I have a comma-separated .txt
file with French characters such as Vétérinaire
and Désinfectant
.
import pandas as pd
df = pd.read_csv('somefile.txt', sep=',', header=None, encoding='utf-8')
[Decode error - output not utf-8]
I have read many Q&A posts (including this) and tried many different encoding such as 'latin1
' and 'utf-16
', they didn't work. However, I tried to run the exact same script on the different Windows 10 computer with similar Python setup (all Python 3.6), it works perfectly fine in the other computer.
Edit: I tried this. Using encoding='cp1252'
helps for some of the .txt
files I want to import, but for a few .txt
files, it gives the following error.
File "C:\Program_Files_Extra\Anaconda3\lib\encodings\cp1252.py", line 15, in decode
return codecs.charmap_decode(input,errors,decoding_table)

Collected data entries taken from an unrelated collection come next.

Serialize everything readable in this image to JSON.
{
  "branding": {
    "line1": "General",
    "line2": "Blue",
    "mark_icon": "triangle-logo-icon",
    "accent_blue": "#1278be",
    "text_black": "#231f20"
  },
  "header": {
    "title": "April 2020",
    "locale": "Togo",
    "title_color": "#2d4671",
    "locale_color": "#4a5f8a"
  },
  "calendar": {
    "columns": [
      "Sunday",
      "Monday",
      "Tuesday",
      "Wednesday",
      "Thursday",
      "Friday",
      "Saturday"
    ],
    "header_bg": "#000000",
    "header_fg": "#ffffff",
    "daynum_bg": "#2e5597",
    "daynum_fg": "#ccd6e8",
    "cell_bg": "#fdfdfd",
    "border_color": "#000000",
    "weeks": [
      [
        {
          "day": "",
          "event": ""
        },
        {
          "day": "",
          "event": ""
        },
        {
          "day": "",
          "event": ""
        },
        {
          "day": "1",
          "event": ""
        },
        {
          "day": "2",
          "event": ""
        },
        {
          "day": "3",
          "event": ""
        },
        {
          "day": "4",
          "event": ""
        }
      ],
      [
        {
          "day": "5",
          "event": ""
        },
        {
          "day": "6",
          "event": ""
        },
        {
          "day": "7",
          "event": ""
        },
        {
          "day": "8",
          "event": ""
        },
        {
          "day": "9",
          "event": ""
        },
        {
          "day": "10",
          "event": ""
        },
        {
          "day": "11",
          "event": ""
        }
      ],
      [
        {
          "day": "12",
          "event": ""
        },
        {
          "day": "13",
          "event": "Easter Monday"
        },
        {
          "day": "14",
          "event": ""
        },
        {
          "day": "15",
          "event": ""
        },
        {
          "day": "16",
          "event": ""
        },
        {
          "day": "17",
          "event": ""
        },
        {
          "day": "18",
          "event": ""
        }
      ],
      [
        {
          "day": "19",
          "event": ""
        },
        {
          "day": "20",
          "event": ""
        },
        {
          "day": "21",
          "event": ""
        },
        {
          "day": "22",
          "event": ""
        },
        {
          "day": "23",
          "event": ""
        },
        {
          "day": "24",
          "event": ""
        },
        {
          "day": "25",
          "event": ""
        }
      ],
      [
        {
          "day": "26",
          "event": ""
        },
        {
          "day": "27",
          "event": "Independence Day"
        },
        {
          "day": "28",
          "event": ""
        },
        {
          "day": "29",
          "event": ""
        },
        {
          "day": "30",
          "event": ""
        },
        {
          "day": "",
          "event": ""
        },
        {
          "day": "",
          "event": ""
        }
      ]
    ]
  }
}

UnicodeDecodeError: 'charmap' codec can't decode byte 0x8f in position 25: character maps to <undefined>
Edit: Trying to identify encoding from chardet
import chardet
import pandas as pd
test_txt = 'somefile.txt'
rawdata = open(test_txt, 'rb').read()
result = chardet.detect(rawdata)
charenc = result['encoding']
print (charenc)
df = pd.read_csv(test_txt, sep=',', header=None, encoding=charenc)
print (df.head())
utf-8
[Decode error - output not utf-8]